Havendo provas cabais da prática reiterada de crimes sexuais pelo pai contra diversas meninas, inclusive em face de sua filha mais velha, bem ainda da conivência da mãe para com tais atos, a qual priorizou seu relacionamento em detrimento das infantes, e, não bastasse tudo isso, da negligência de ambos para com a saúde e a educação delas, a destituição do poder familiar é medida que atende, à evidência, o princípio da proteção integral à criança (AC nº 2009.010840-6, de Rio do Sul, rel.: Des. Eládio Torret Rocha, j. 15/07/2009).

Assim sendo, atento às circunstâncias do caso, e considerando o direito aplicável à espécie - especialmente o que estabelecem os arts. 227, caput, e 229 da Constituição Federal, arts. 3º, 4º, 5º, 22 e 24 do ECA-Estatuto da Criança e do Adolescente, e arts. 1.634, 1.635, inc. V, 1.637 e 1.638, estes últimos do Código Civil -, a manutenção do decisum combatido é medida que se impõe.

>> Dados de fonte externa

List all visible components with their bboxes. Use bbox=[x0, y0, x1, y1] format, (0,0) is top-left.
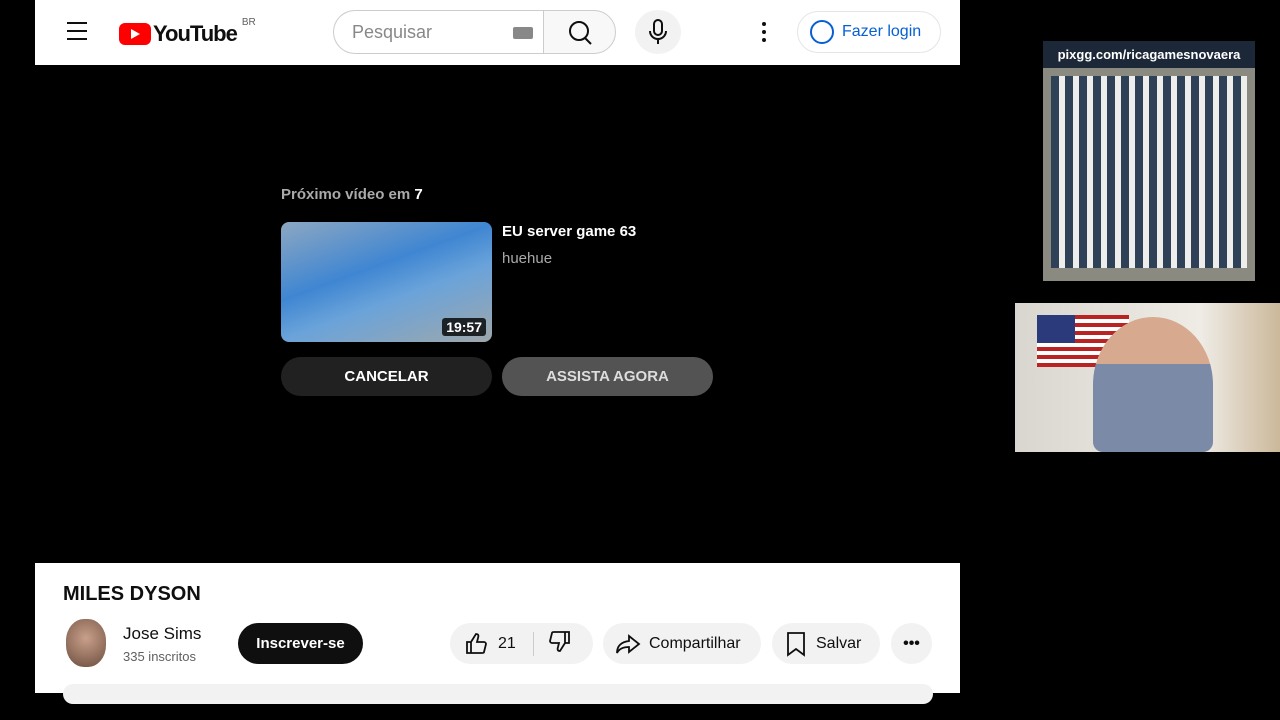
youtube-window: YouTube BR Pesquisar Fazer login Próximo… bbox=[35, 0, 960, 704]
like-dislike-group: 21 bbox=[450, 623, 593, 664]
logo-text: YouTube bbox=[153, 21, 238, 46]
more-actions-button[interactable]: ••• bbox=[891, 623, 932, 664]
search-button[interactable] bbox=[543, 10, 616, 54]
cancel-button[interactable]: CANCELAR bbox=[281, 357, 492, 396]
microphone-icon bbox=[649, 19, 667, 44]
streamer bbox=[1093, 317, 1213, 452]
search-input[interactable]: Pesquisar bbox=[333, 10, 545, 54]
video-title: MILES DYSON bbox=[63, 583, 201, 605]
duration-badge: 19:57 bbox=[442, 318, 486, 336]
qr-code-image bbox=[1051, 76, 1247, 268]
next-video-countdown: Próximo vídeo em 7 bbox=[281, 186, 423, 203]
share-label: Compartilhar bbox=[649, 634, 741, 652]
search-placeholder: Pesquisar bbox=[352, 21, 433, 42]
next-label: Próximo vídeo em bbox=[281, 186, 411, 203]
bookmark-icon bbox=[787, 631, 805, 657]
subscriber-count: 335 inscritos bbox=[123, 649, 196, 664]
next-video-channel: huehue bbox=[502, 250, 553, 267]
qr-url: pixgg.com/ricagamesnovaera bbox=[1043, 41, 1255, 68]
login-label: Fazer login bbox=[842, 23, 922, 40]
thumbs-down-icon bbox=[549, 631, 570, 652]
channel-avatar[interactable] bbox=[66, 619, 106, 667]
search-icon bbox=[569, 21, 592, 45]
thumbs-up-icon bbox=[466, 632, 487, 654]
share-button[interactable]: Compartilhar bbox=[603, 623, 761, 664]
more-options-icon[interactable] bbox=[762, 22, 766, 42]
description-box[interactable] bbox=[63, 684, 933, 704]
account-icon bbox=[810, 20, 834, 44]
watch-now-button[interactable]: ASSISTA AGORA bbox=[502, 357, 713, 396]
like-count: 21 bbox=[498, 634, 516, 652]
save-label: Salvar bbox=[816, 634, 862, 652]
video-info: MILES DYSON Jose Sims 335 inscritos Insc… bbox=[35, 563, 960, 704]
menu-icon[interactable] bbox=[67, 22, 87, 40]
youtube-logo[interactable]: YouTube BR bbox=[119, 17, 256, 47]
like-button[interactable]: 21 bbox=[450, 631, 534, 656]
play-icon bbox=[119, 23, 151, 45]
share-icon bbox=[616, 633, 641, 654]
dislike-button[interactable] bbox=[534, 629, 572, 658]
webcam-overlay bbox=[1015, 303, 1280, 452]
top-bar: YouTube BR Pesquisar Fazer login bbox=[35, 0, 960, 65]
save-button[interactable]: Salvar bbox=[772, 623, 880, 664]
region-code: BR bbox=[241, 16, 256, 28]
channel-name[interactable]: Jose Sims bbox=[123, 624, 201, 644]
qr-code-overlay: pixgg.com/ricagamesnovaera bbox=[1043, 41, 1255, 281]
login-button[interactable]: Fazer login bbox=[797, 11, 941, 53]
voice-search-button[interactable] bbox=[635, 10, 681, 54]
next-video-title[interactable]: EU server game 63 bbox=[502, 223, 636, 240]
countdown: 7 bbox=[414, 186, 423, 203]
keyboard-icon[interactable] bbox=[513, 27, 533, 39]
next-video-thumbnail[interactable]: 19:57 bbox=[281, 222, 492, 342]
subscribe-button[interactable]: Inscrever-se bbox=[238, 623, 363, 664]
autoplay-endscreen: Próximo vídeo em 7 19:57 EU server game … bbox=[281, 186, 713, 396]
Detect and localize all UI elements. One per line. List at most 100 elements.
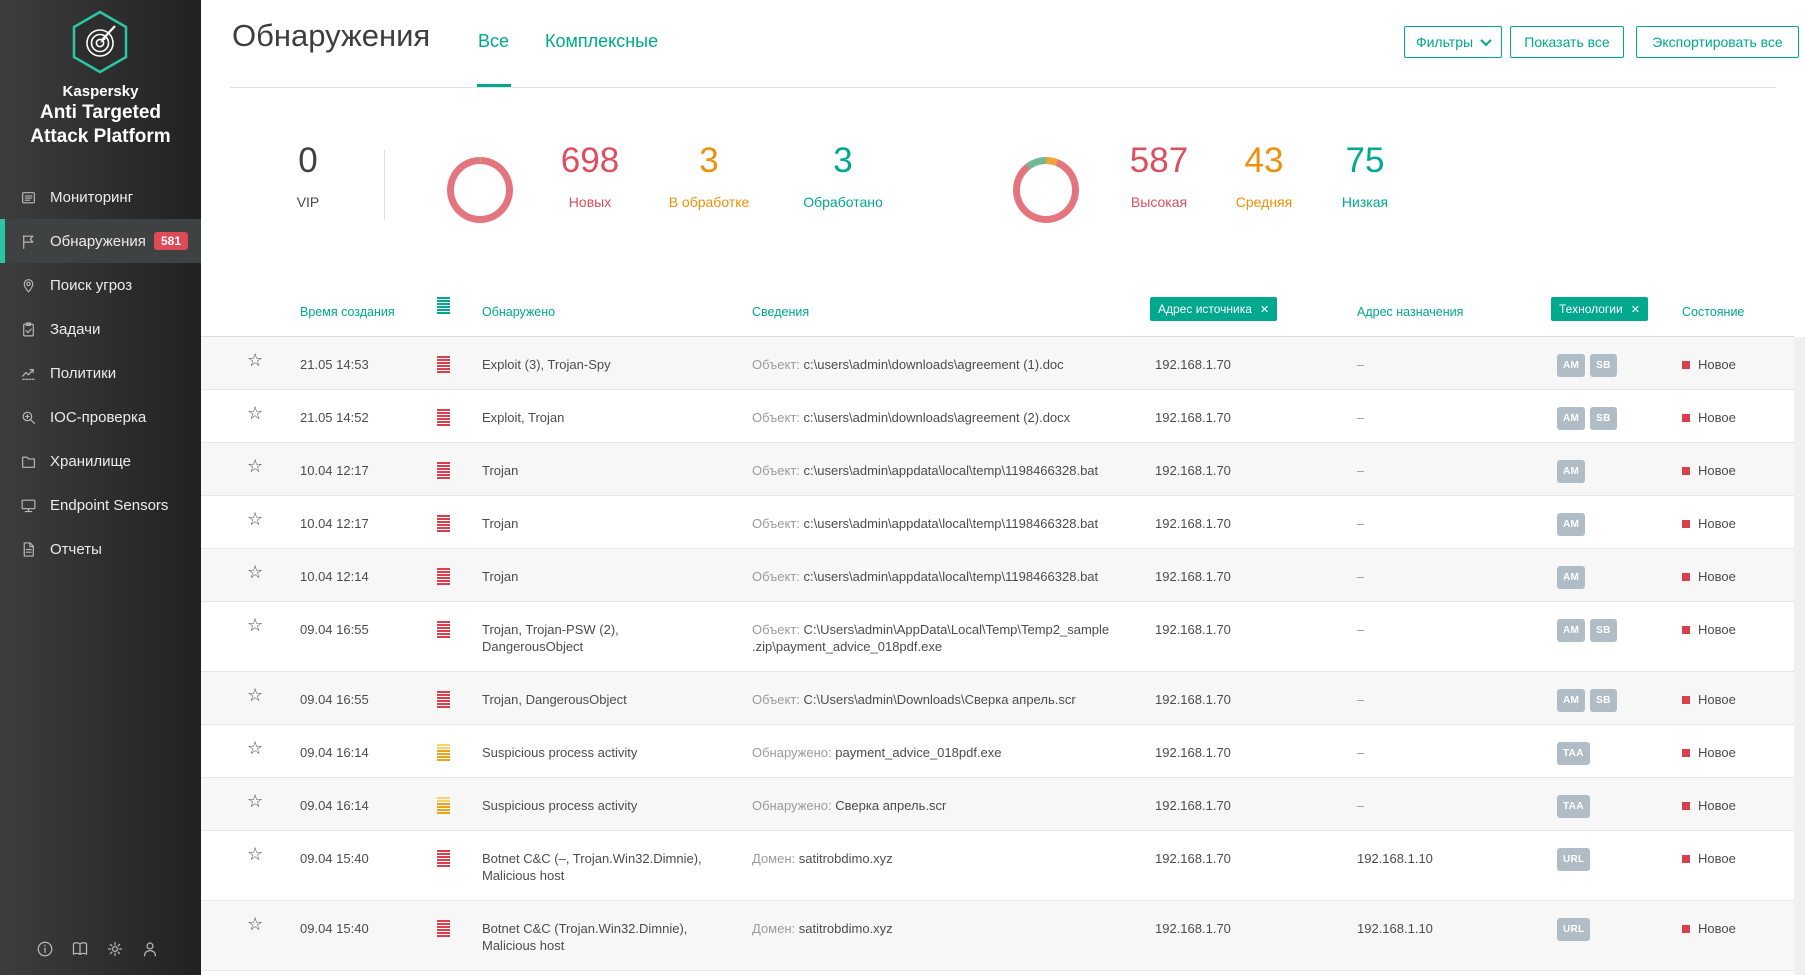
row-state: Новое	[1682, 691, 1736, 708]
export-all-button-label: Экспортировать все	[1652, 34, 1782, 50]
table-row[interactable]: 10.04 12:14TrojanОбъект: c:\users\admin\…	[201, 549, 1794, 602]
details-label: Обнаружено:	[752, 745, 832, 760]
technology-badge: URL	[1557, 918, 1590, 941]
sidebar-item-detections[interactable]: Обнаружения 581	[0, 219, 201, 263]
importance-column-icon[interactable]	[437, 297, 450, 314]
stats-divider	[384, 150, 385, 220]
state-new-icon	[1682, 749, 1690, 757]
sidebar-item-label: Обнаружения	[50, 233, 146, 250]
show-all-button[interactable]: Показать все	[1510, 26, 1624, 58]
filters-button[interactable]: Фильтры	[1404, 26, 1502, 58]
tab-complex[interactable]: Комплексные	[545, 31, 658, 52]
importance-high-icon	[437, 691, 450, 708]
row-detected: Botnet C&C (–, Trojan.Win32.Dimnie), Mal…	[482, 850, 732, 884]
details-value: c:\users\admin\appdata\local\temp\119846…	[804, 463, 1099, 478]
storage-icon	[20, 453, 37, 470]
state-label: Новое	[1698, 516, 1736, 531]
user-icon[interactable]	[141, 940, 159, 958]
filter-chip-technologies[interactable]: Технологии ✕	[1551, 297, 1648, 321]
technology-badge: SB	[1590, 407, 1617, 430]
state-new-icon	[1682, 696, 1690, 704]
sidebar-item-ioc[interactable]: IOC-проверка	[0, 395, 201, 439]
remove-filter-icon[interactable]: ✕	[1631, 303, 1640, 316]
filters-button-label: Фильтры	[1416, 34, 1473, 50]
vertical-scrollbar[interactable]	[1794, 337, 1805, 975]
favorite-star-icon[interactable]	[247, 793, 263, 810]
table-row[interactable]: 09.04 16:14Suspicious process activityОб…	[201, 725, 1794, 778]
technology-badge: AM	[1557, 566, 1585, 589]
tab-all[interactable]: Все	[478, 31, 509, 52]
table-row[interactable]: 09.04 16:55Trojan, DangerousObjectОбъект…	[201, 672, 1794, 725]
details-value: satitrobdimo.xyz	[799, 851, 893, 866]
row-created-time: 09.04 16:14	[300, 797, 369, 814]
row-state: Новое	[1682, 797, 1736, 814]
state-label: Новое	[1698, 622, 1736, 637]
detections-count-badge: 581	[154, 232, 188, 250]
row-state: Новое	[1682, 462, 1736, 479]
stat-new: 698 Новых	[530, 140, 650, 210]
table-row[interactable]: 10.04 12:17TrojanОбъект: c:\users\admin\…	[201, 443, 1794, 496]
chevron-down-icon	[1480, 35, 1491, 46]
technology-badge: AM	[1557, 689, 1585, 712]
sidebar-item-policies[interactable]: Политики	[0, 351, 201, 395]
importance-high-icon	[437, 920, 450, 937]
favorite-star-icon[interactable]	[247, 916, 263, 933]
book-icon[interactable]	[71, 940, 89, 958]
stat-in-progress-value: 3	[649, 140, 769, 182]
sidebar-item-storage[interactable]: Хранилище	[0, 439, 201, 483]
state-label: Новое	[1698, 357, 1736, 372]
details-value: C:\Users\admin\AppData\Local\Temp\Temp2_…	[752, 622, 1109, 654]
gear-icon[interactable]	[106, 940, 124, 958]
table-row[interactable]: 09.04 16:55Trojan, Trojan-PSW (2), Dange…	[201, 602, 1794, 672]
favorite-star-icon[interactable]	[247, 617, 263, 634]
stat-high: 587 Высокая	[1099, 140, 1219, 210]
table-row[interactable]: 21.05 14:53Exploit (3), Trojan-SpyОбъект…	[201, 337, 1794, 390]
favorite-star-icon[interactable]	[247, 352, 263, 369]
sidebar-item-label: Политики	[50, 365, 116, 382]
table-row[interactable]: 09.04 16:14Suspicious process activityОб…	[201, 778, 1794, 831]
column-detected[interactable]: Обнаружено	[482, 305, 555, 319]
favorite-star-icon[interactable]	[247, 458, 263, 475]
sidebar-item-reports[interactable]: Отчеты	[0, 527, 201, 571]
sidebar-item-tasks[interactable]: Задачи	[0, 307, 201, 351]
favorite-star-icon[interactable]	[247, 846, 263, 863]
info-icon[interactable]	[36, 940, 54, 958]
row-details: Обнаружено: Сверка апрель.scr	[752, 797, 1144, 814]
table-row[interactable]: 21.05 14:52Exploit, TrojanОбъект: c:\use…	[201, 390, 1794, 443]
sidebar-item-endpoint[interactable]: Endpoint Sensors	[0, 483, 201, 527]
row-technologies: AMSB	[1557, 619, 1622, 642]
details-value: Сверка апрель.scr	[835, 798, 946, 813]
stat-in-progress: 3 В обработке	[649, 140, 769, 210]
sidebar-item-label: Мониторинг	[50, 189, 133, 206]
column-state[interactable]: Состояние	[1682, 305, 1744, 319]
state-new-icon	[1682, 925, 1690, 933]
table-row[interactable]: 09.04 15:40 Botnet C&C (–, Trojan.Win32.D…	[201, 831, 1794, 901]
row-destination-address: –	[1357, 568, 1364, 585]
favorite-star-icon[interactable]	[247, 405, 263, 422]
sidebar-item-monitoring[interactable]: Мониторинг	[0, 175, 201, 219]
filter-chip-source-address[interactable]: Адрес источника ✕	[1150, 297, 1277, 321]
page-title: Обнаружения	[232, 18, 430, 54]
favorite-star-icon[interactable]	[247, 511, 263, 528]
row-details: Домен: satitrobdimo.xyz	[752, 920, 1144, 937]
row-created-time: 09.04 15:40	[300, 850, 369, 867]
sidebar-item-threat-search[interactable]: Поиск угроз	[0, 263, 201, 307]
table-row[interactable]: 09.04 15:40Botnet C&C (Trojan.Win32.Dimn…	[201, 901, 1794, 971]
table-row[interactable]: 10.04 12:17TrojanОбъект: c:\users\admin\…	[201, 496, 1794, 549]
export-all-button[interactable]: Экспортировать все	[1636, 26, 1799, 58]
remove-filter-icon[interactable]: ✕	[1260, 303, 1269, 316]
ioc-icon	[20, 409, 37, 426]
row-destination-address: –	[1357, 515, 1364, 532]
favorite-star-icon[interactable]	[247, 564, 263, 581]
stat-in-progress-label: В обработке	[649, 194, 769, 210]
details-label: Объект:	[752, 622, 800, 637]
row-created-time: 21.05 14:53	[300, 356, 369, 373]
favorite-star-icon[interactable]	[247, 740, 263, 757]
favorite-star-icon[interactable]	[247, 687, 263, 704]
row-details: Обнаружено: payment_advice_018pdf.exe	[752, 744, 1144, 761]
column-details[interactable]: Сведения	[752, 305, 809, 319]
column-time[interactable]: Время создания	[300, 305, 395, 319]
importance-high-icon	[437, 621, 450, 638]
details-label: Объект:	[752, 569, 800, 584]
column-destination[interactable]: Адрес назначения	[1357, 305, 1463, 319]
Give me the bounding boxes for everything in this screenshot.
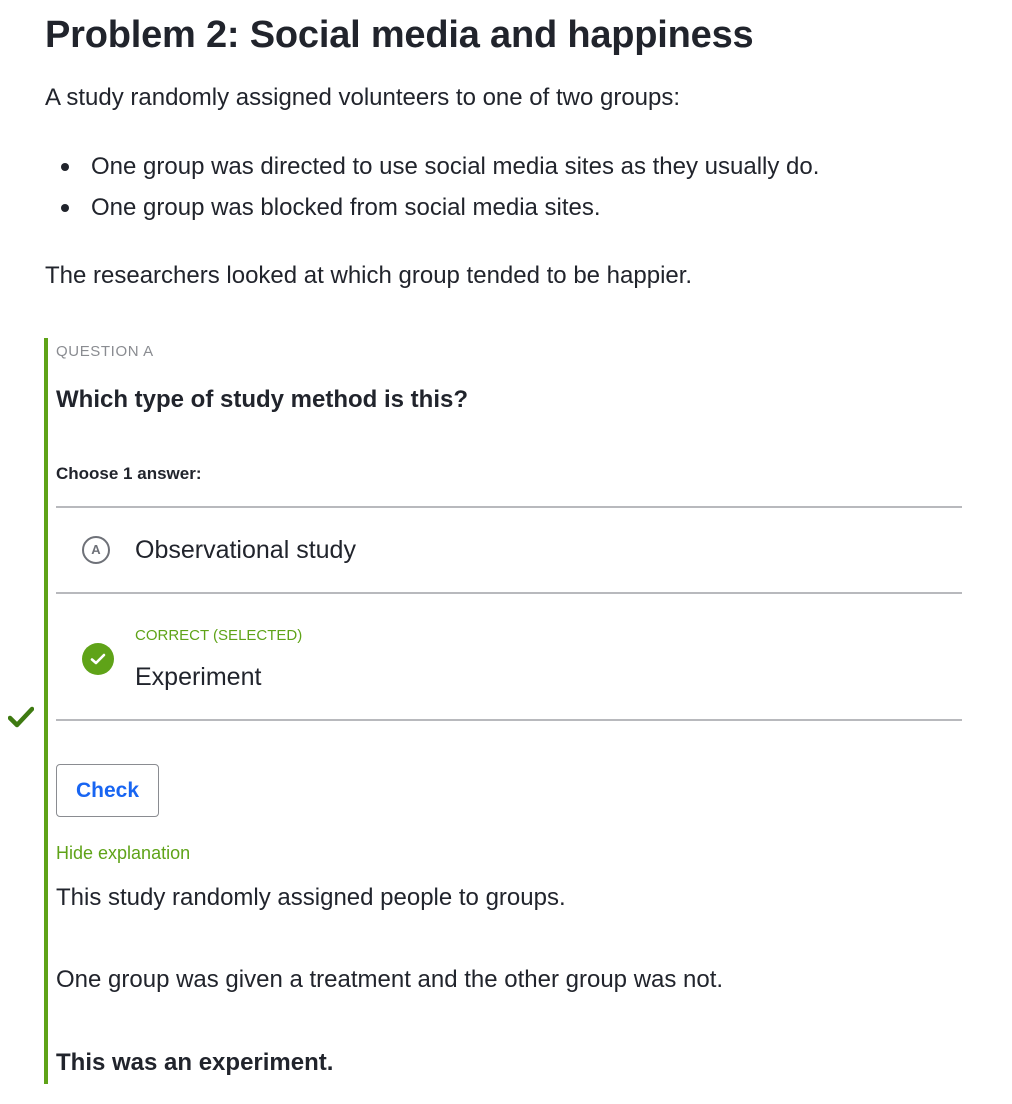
choice-observational-study[interactable]: A Observational study <box>56 508 962 592</box>
hide-explanation-link[interactable]: Hide explanation <box>56 843 190 864</box>
choice-letter-a: A <box>82 536 110 564</box>
question-correct-bar <box>44 338 48 1084</box>
check-button[interactable]: Check <box>56 764 159 817</box>
list-item: One group was directed to use social med… <box>45 146 819 187</box>
problem-groups-list: One group was directed to use social med… <box>45 146 819 228</box>
choice-status: CORRECT (SELECTED) <box>135 627 303 644</box>
list-item-text: One group was directed to use social med… <box>91 153 820 180</box>
choice-label: Observational study <box>135 536 356 564</box>
problem-title: Problem 2: Social media and happiness <box>45 14 754 56</box>
checkmark-icon <box>8 706 34 728</box>
choose-instruction: Choose 1 answer: <box>56 464 202 483</box>
choice-label: Experiment <box>135 663 262 691</box>
list-item: One group was blocked from social media … <box>45 187 819 228</box>
problem-conclusion: The researchers looked at which group te… <box>45 262 693 289</box>
bullet-dot <box>61 204 69 212</box>
check-circle-icon <box>82 643 114 675</box>
bullet-dot <box>61 163 69 171</box>
explanation-line: This study randomly assigned people to g… <box>56 884 566 911</box>
question-text: Which type of study method is this? <box>56 386 469 413</box>
list-item-text: One group was blocked from social media … <box>91 194 601 221</box>
explanation-conclusion: This was an experiment. <box>56 1049 334 1076</box>
problem-intro: A study randomly assigned volunteers to … <box>45 84 681 111</box>
choice-experiment[interactable]: CORRECT (SELECTED) Experiment <box>56 594 962 720</box>
question-label: QUESTION A <box>56 343 154 360</box>
explanation-line: One group was given a treatment and the … <box>56 966 724 993</box>
divider <box>56 719 962 721</box>
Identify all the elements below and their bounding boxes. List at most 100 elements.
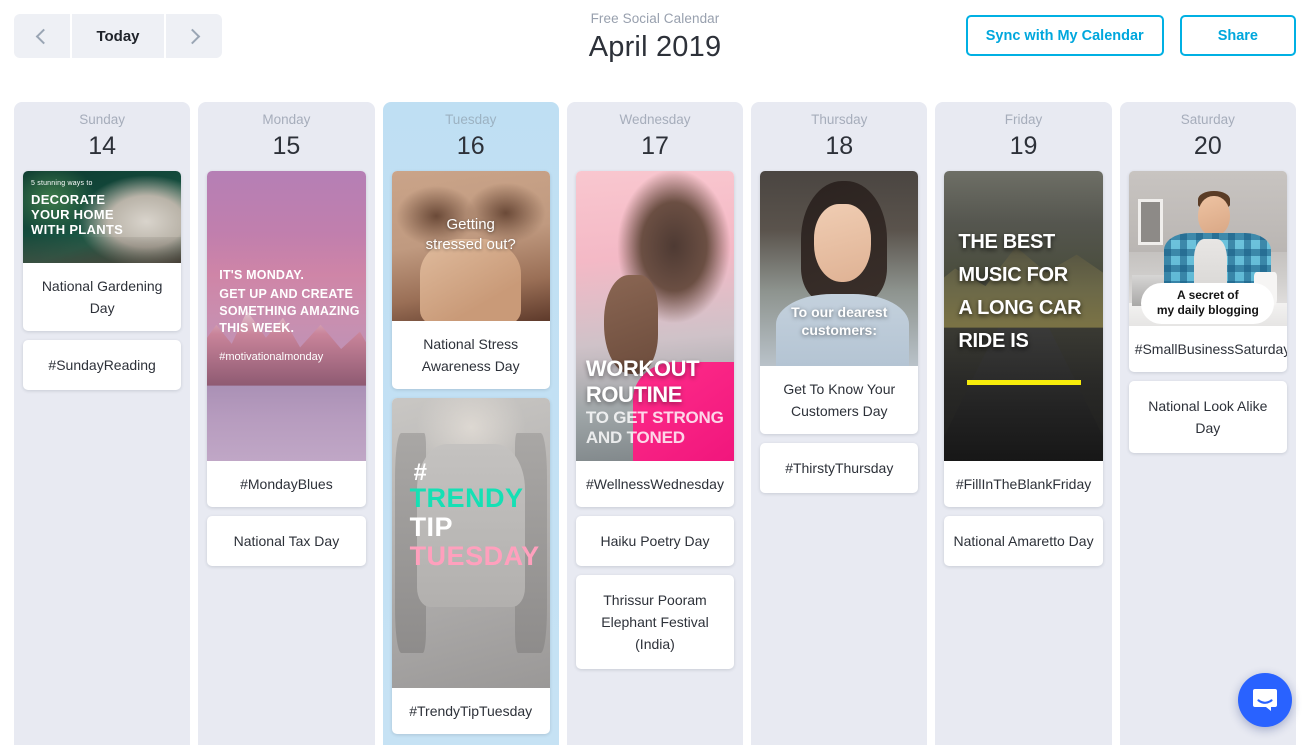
thumb-overlay-line: SOMETHING AMAZING — [219, 304, 360, 318]
day-column-wednesday: Wednesday 17 WORKOUT ROUTINE TO GET STRO… — [566, 102, 744, 745]
decorative-shape — [1198, 195, 1230, 237]
event-label: #SmallBusinessSaturday — [1134, 341, 1287, 357]
calendar-nav-group: Today — [14, 14, 222, 58]
event-card[interactable]: # TRENDY TIP TUESDAY #TrendyTipTuesday — [391, 398, 550, 734]
car-ride-road-thumbnail: THE BEST MUSIC FOR A LONG CAR RIDE IS — [944, 171, 1103, 461]
event-label: Haiku Poetry Day — [600, 533, 710, 549]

Dessarte, pronuncio-me no sentido de se conhecer e negar provimento ao recurso, mantendo a extinção do poder familiar de M. dos S. M. em relação à sua filha K. C. M., indo a remuneração do patrono do apelante (fl. 58) fixada em 7,5 (sete vírgula cinco) URH's, nos termos do disposto no Anexo Único da Lei Complementar Estadual nº 155/97.

É como voto.

Corrija-se a autuação, com a adequada mudança da designação de gênero da apelada A. da S. C. M. no SAJ-Sistema de Automação do Judiciário.